The financial support that I receive from the Eva pour la vie association is essential for the start of the new research project that I want to develop. Without this support, after several refusals, the project could not see the light of day for lack of funding. The money entrusted to me will allow me to carry out experiments essential to the start of the project and therefore to generate the first data. This step is essential for projecting the project towards a translational study with the clinic.
Eva pour la vie launched a fundraising initiative - now followed by numerous associations - aimed at encouraging the State to create a fund dedicated to research on childhood cancer, as well as to improve support for families. of sick children. With a first victory, undoubtedly insufficient but without precedent: the vote, at the end of 2018, of a new fund of 5 million euros / year for this research. What do you think ?
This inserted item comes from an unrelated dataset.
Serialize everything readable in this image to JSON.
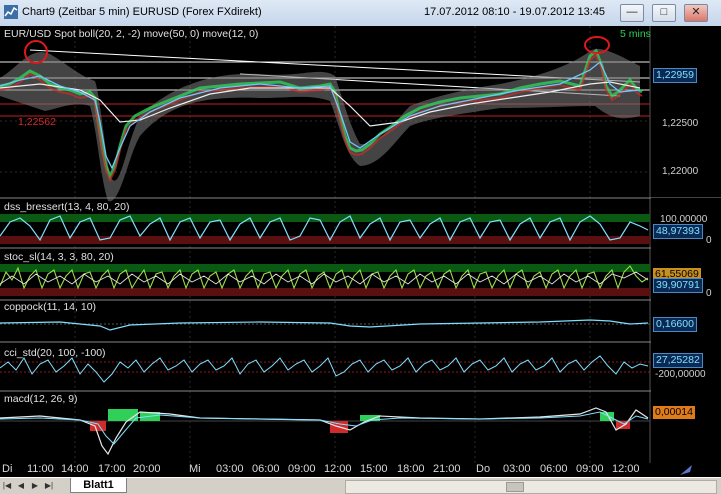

I “donf” support the motivation of the Eva Pour La Vie association and the Growing Up Without Cancer Federation because the absence of national calls for tenders specific to pediatric cancers is an aberration. Indeed even if certain cancers are observed at the same time in children and adults, they present their own specificities. It is therefore essential to be able to study / compare them in order to better characterize them in their biology and their responses to treatments. This in order to allow a better diagnosis, prognosis and to broaden the therapeutic options. But one of the engines of medical research remains the financial profits for the private industry often also involved in the financing of clinical trials. Childhood cancers being rare diseases and therefore a weak economic market, it is therefore somewhat interesting compared to adult cancers (lung cancer, breast, etc.). The state must compensate for this by ensuring the funding of research work without necessarily immediate financial benefits but advances in public health, such as the improvement of the prognosis, diagnosis of the care of patients and their families.
Scientific publication (November 2020)
T cells transformed in the laboratory help to better understand the origin of childhood lymphoma.